A French bistro employee arrives at work with a fever and sore throat. The management should proceed as follows:
If a worker has a fever and a sore throat and arrives at work, it is best to send them home. The best course of action is to limit the employee's exposure by sending them home in order to reduce risks to the patrons and wait staff. Your entire workforce could become ill if you let them work in any capacity, forcing you to close your restaurant for a few days.
Hand Sanitizers are an acceptable form of hand sanitation because:
Hand sanitizers are not an acceptable form of hand sanitation because they do not kill all forms of food hazards. Hand sanitizers cannot remove chemical or physical hazards and only kill 99.9% of bacteria. Since there are billions of bacteria on your hands, millions will survive, even if 99.9% are killed. For these reasons, the only form of acceptable hand sanitation is to properly wash your hands.
While chopping vegetables, a kitchen worker cuts his hand. The proper process for the worker to follow is:
The employee should wash the wound with water, place a bandage over the wound, then cover the hand with a single use plastic glove. This ensures that the wound has been properly treated and eliminates the chance of blood entering the food. If the wound is deep or if the employee begins to faint, it is best to take the worker to the hospital for evaluation.
Hand sanitizers are a suitable method of hand hygiene because
They do not eliminate all foodborne pathogens, hand sanitizers are not a suitable method of hand hygiene. Only 99.9% of bacteria are killed by hand sanitizers, which cannot eliminate physical or chemical threats. There are billions of germs on your hands, so even if 99.9% of them are eliminated, millions will still live. Because of these factors, proper hand washing is the only appropriate method of hand hygiene.

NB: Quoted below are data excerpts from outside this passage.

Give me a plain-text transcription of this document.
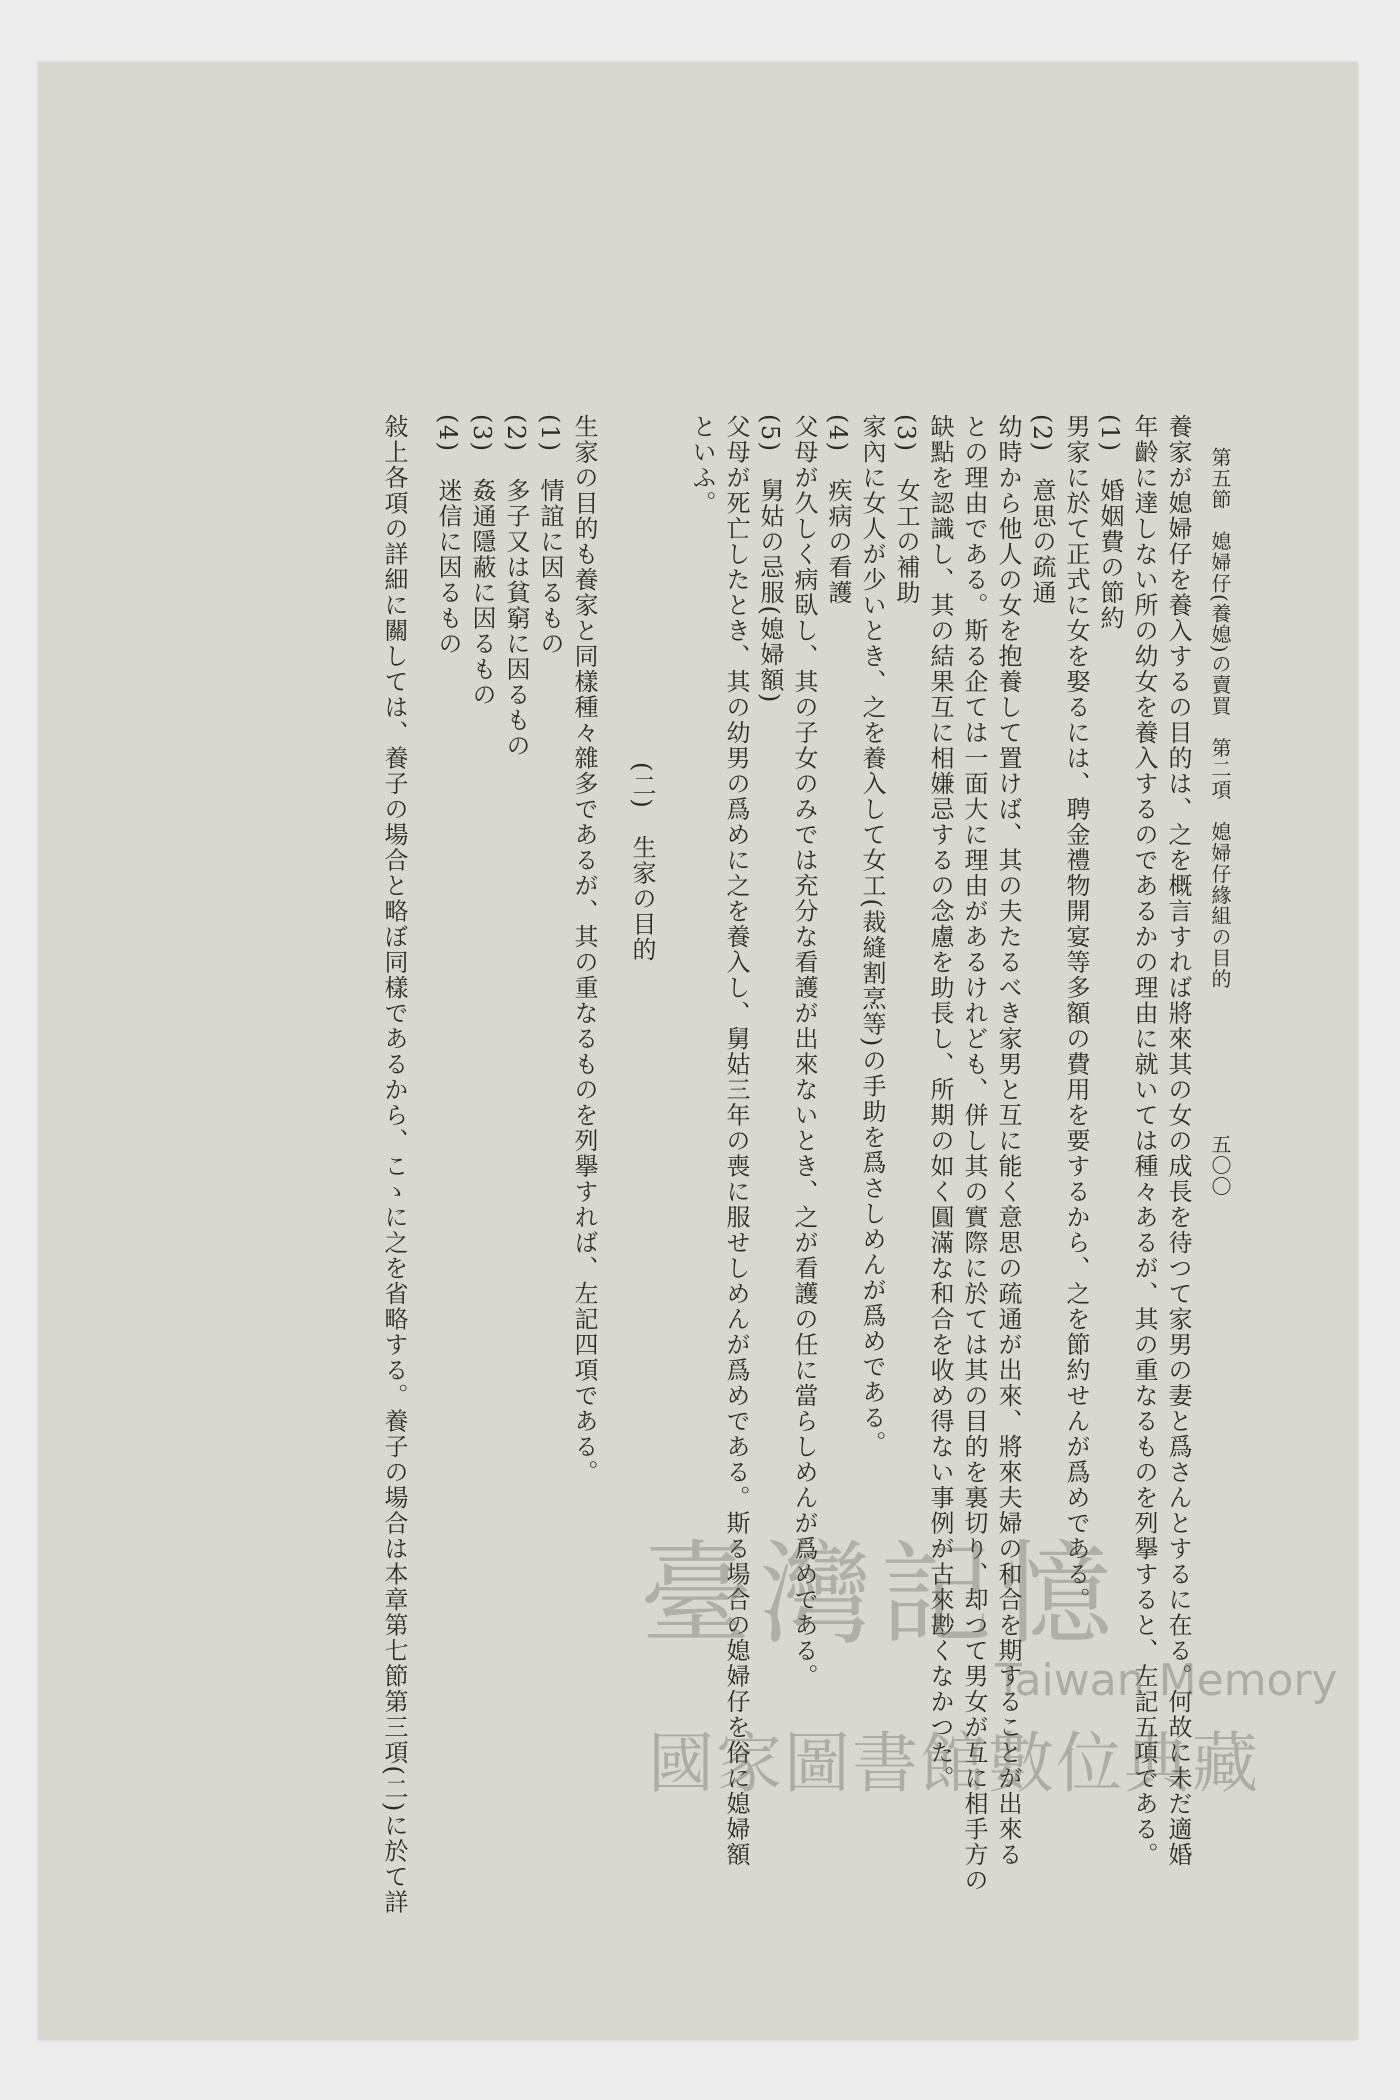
第五節　媳婦仔(養媳)の賣買　第二項　媳婦仔緣組の目的
五〇〇
養家が媳婦仔を養入するの目的は、之を概言すれば將來其の女の成長を待つて家男の妻と爲さんとするに在る。何故に未だ適婚
年齡に達しない所の幼女を養入するのであるかの理由に就いては種々あるが、其の重なるものを列擧すると、左記五項である。
(1)　婚姻費の節約
男家に於て正式に女を娶るには、聘金禮物開宴等多額の費用を要するから、之を節約せんが爲めである。
(2)　意思の疏通
幼時から他人の女を抱養して置けば、其の夫たるべき家男と互に能く意思の疏通が出來、將來夫婦の和合を期することが出來る
との理由である。斯る企ては一面大に理由があるけれども、併し其の實際に於ては其の目的を裏切り、却つて男女が互に相手方の
缺點を認識し、其の結果互に相嫌忌するの念慮を助長し、所期の如く圓滿な和合を收め得ない事例が古來尠くなかつた。
(3)　女工の補助
家內に女人が少いとき、之を養入して女工(裁縫割烹等)の手助を爲さしめんが爲めである。
(4)　疾病の看護
父母が久しく病臥し、其の子女のみでは充分な看護が出來ないとき、之が看護の任に當らしめんが爲めである。
(5)　舅姑の忌服(媳婦額)
父母が死亡したとき、其の幼男の爲めに之を養入し、舅姑三年の喪に服せしめんが爲めである。斯る場合の媳婦仔を俗に媳婦額
といふ。
(二)　生家の目的
生家の目的も養家と同樣種々雜多であるが、其の重なるものを列擧すれば、左記四項である。
(1)　情誼に因るもの
(2)　多子又は貧窮に因るもの
(3)　姦通隱蔽に因るもの
(4)　迷信に因るもの
敍上各項の詳細に關しては、養子の場合と略ぼ同樣であるから、こゝに之を省略する。養子の場合は本章第七節第三項(二)に於て詳 臺灣記憶
Taiwan Memory
國家圖書館數位典藏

What is the first action someone should take when entering the restaurant for a work shift?
Upon entering the restaurant for a work shift, someone should first wash their hands. Washing your hands is the first action you should take when entering the restaurant for a shift since this reduces the risk of microbes, viruses, and other pathogens from making contact with any surface within the kitchen, front of house work station, as well as many other areas that are used throughout the day.
A worker at a French bistro comes into work with a sore throat and fever. The correct action for the manager to take is:
Sending the worker home is the proper action to take if he or she comes into work with a sore throat and fever. To minimize risks to the customers and wait staff, it is best to limit the employee’s exposure by sending them home. Having them work in any capacity can make your entire staff sick, which might cause you to shut your restaurant down for a couple days.